I'll have to check for that plant next time I go canoeing in Cedar Creek. It's only about 1/2 hour north of where you were. It's right off exit 77 southbound on the Parkway. There's a place there called Triple T Canoes that runs rentals if you need one.


----------



## spypet

mikenas102 said:


> Just an idea about the above ground runners. I know giant hairgrass qould do that when I was growing it. I placed root tabs under them and it seemed to lessen the problem somewhat. Maybe the rich root tabs gives the plant a reason to keep the runners underground?


Thanks Mike, that makes a lot of sense. I found it growing in foot deep water in a foot of thick muck, so it would probably do best growing in a very fine substrate that is laterite enriched. luckily I have 1-2mm quartz gravel, since anything larger or heavier would probably crush these grass blades when corys or loaches nose around the gravel. I'm about to trim and replant any above ground runners, so once I'm done I'll break up a Seachem Plantab or two, push them about a inch below my gravel line, and see if it makes a difference over the next Month of growth.


----------



## waterfaller1

I would also like to get on the wait list when you are ready to sell some. I grew up in N.J., never saw such pretty scenery though living in the burbs.


----------



## spypet

since you revived this thread, I may as well update my progress.
I now have a square foot of this stuff; working on a square yard 

Here are some more things I've learned while experimenting with it;

- it grows just fine in as little as 2wpg, so more light means faster growth.
- when grown fast, regular trimming and root replanting will be required.
- it easily withstands bleach dipping, and typical H2O2 or Excel treatments.
- dwarf corys, bumblebee gobys, and typical up to 1" shrimp love this stuff.
- flag fish, SAE, any crayfish (even dwarf) may pull this grass up and out.
- care must be taken to avoid crushing plantlet rootballs with a tweezer.

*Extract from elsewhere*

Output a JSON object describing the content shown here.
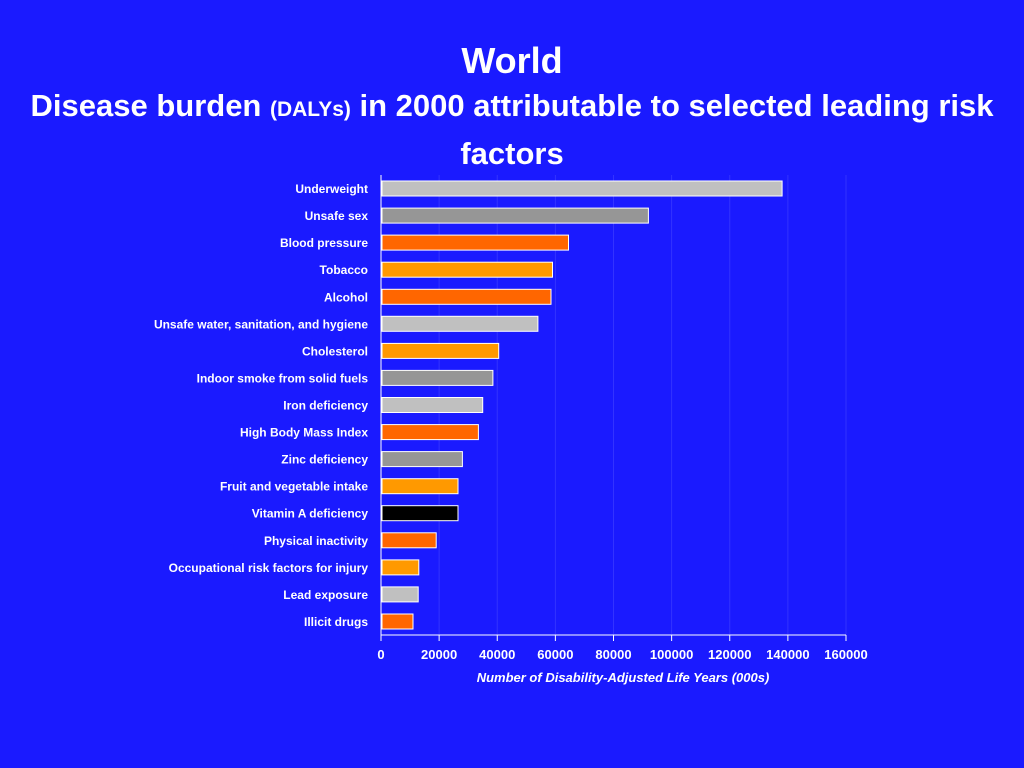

I will post my grass root propagation substrate demonstration on PTF soon,
and provide a link to it from this thread once I do so. preliminary results indicate
that small light grains may show better spreading than mineral enriched grains.


----------



## spypet

_- it grows just fine in as little as 2wpg, so more light means faster growth._

my low light growth demonstration has hit a snag
that I think many low tech tank keepers will not
be happy about. after moving some grass to a
2wpg no fert no Co2 tank for a Month, I regularly
see blades of grass thin, bend, break, then float
up to the water surface. so even though it is
still _growing_ under these conditions, the plant
_health_ is being affected. I will now be adding
ferts to this tank regularly to see if that alone
will help toughen up the grass blade so they do
not deteriorate as they grow upward. this is
definitely not the fault of water flow or animals
in that tank, but a light and/or water issue.
I also used some fert tab bits in the gravel,
so it will be interesting to see if the grass does
benefit specifically from water borne ferts.

*note the broken grass blade to the right*


----------



## Dryn

wow man. You definitely lucked out. I live in WV and haven't collected anything near that cool. Don't get me wrong, the glades near my house have cool plants, I just cannot legally collect them. Most aquatic plants have different leaves than their emersed forms. It may be interesting to plant one rootball in an emersed culture and see if it flowers. When I do this, I put aquatic soil and fagus (decayed beech leaves) soil in a small glass bottle with a lid and add water about 1/10 Inch from the surface or at the surface, plant the specimen, and put it in a sunny windowsill. I've ID'd a few plants this way. Good luck (not that you need any)...


----------



## jazzlvr123

lol looks like you collected a nice new plant sp. it they havn't already i bet your gonna get a lot pm's of people looking for a sample of that grass looks like something that might catch on


----------